A Cursor e a controladora, a SpaceX, não responderam aos pedidos de posicionamento sobre o caso. A Anthropic, dona do modelo de linguagem utilizado pela ferramenta, também não se manifestou.
A dinâmica dos ataques foi detalhada em relatórios independentes das empresas de cibersegurança Gambit Security e CloudSEK, além de uma apuração da agência de notícias Reuters. Os pesquisadores tiveram acesso direto aos registros de bate-papo e às ferramentas dos criminosos devido a uma falha de configuração em um servidor mantido pelo próprio grupo, que ficou exposto na internet sem exigir senha.

Logística dos ataques
Segundo a investigação, o operador humano usava comandos curtos e pedia ao agente de IA que encontrasse senhas ativas e descobrisse permissões de usuários nos sistemas invadidos. A inteligência artificial respondia com sugestões de comandos e estratégias de exploração de vulnerabilidades. Embora os pedidos tenham sido recusados algumas vezes pelas regras internas do software, o hacker reiniciava o diálogo e afirmava que atuava em um ambiente de simulação para liberar as respostas.

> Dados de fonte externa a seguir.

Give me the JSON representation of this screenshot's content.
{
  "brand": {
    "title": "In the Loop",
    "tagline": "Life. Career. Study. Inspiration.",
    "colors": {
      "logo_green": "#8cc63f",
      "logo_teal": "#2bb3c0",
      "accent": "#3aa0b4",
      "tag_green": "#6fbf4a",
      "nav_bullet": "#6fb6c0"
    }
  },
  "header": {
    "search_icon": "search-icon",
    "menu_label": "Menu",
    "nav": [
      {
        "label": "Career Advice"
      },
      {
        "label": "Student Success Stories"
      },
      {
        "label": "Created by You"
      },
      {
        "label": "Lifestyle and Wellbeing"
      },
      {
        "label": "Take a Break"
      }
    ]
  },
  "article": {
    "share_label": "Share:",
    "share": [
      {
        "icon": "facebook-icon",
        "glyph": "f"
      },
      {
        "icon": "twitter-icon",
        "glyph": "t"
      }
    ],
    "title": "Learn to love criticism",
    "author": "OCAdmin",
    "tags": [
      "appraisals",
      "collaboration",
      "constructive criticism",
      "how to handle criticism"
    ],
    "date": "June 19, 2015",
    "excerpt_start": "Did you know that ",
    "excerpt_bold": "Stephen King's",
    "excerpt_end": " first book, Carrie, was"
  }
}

De acordo com Eyal Sela, diretor de inteligência contra ameaças da Gambit Security, a assistência automatizada reduziu o tempo gasto nas operações criminosas. “O agente provavelmente os ajuda a agir de 30% a 50% mais rápido, porque permite pular todas as etapas que teriam de fazer manualmente”, afirmou.
A lista de organizações atingidas inclui a fabricante de produtos de limpeza belga Christeyns, a fabricante de portas alemã Teckentrup, a agência escocesa Helideck Certification Agency e a seguradora norte-americana Bayou Title, além de uma distribuidora farmacêutica na Argentina e uma indústria na Itália. Nenhuma das empresas respondeu às solicitações de contato.
As análises da CloudSEK mostraram que o operador evitou atacar qualquer endereço digital ou rede localizada em países da Comunidade dos Estados Independentes, bloco formado por nações que integravam a União Soviética.

A empresa também identificou que o programa usado para bloquear os arquivos foi escrito na linguagem Zig e possui versões capazes de paralisar tanto computadores comuns quanto servidores corporativos.
Malware Gryxa
Paralelamente ao caso do Aurora, a empresa de segurança ReliaQuest divulgou a descoberta do kit de malware “Gryxa”. O código infectou mais de 300 máquinas e também foi desenvolvido quase inteiramente com o auxílio de IA, sob a mesma justificativa de testes internos para driblar salvaguardas. O sistema foi programado para coletar dados, monitorar as tentativas de remoção feitas pelas equipes de TI e tentar desinstalar programas antivírus caso perca a conexão com o invasor.
O diretor de estratégia da Gambit Security, Curtis Simpson, avaliou que o uso de ferramentas comerciais de inteligência artificial para viabilizar ataques cibernéticos tende a se tornar frequente. “Veremos isso cada vez mais daqui para frente”, afirmou o executivo. “Isso vai ser um jogo de gato e rato”.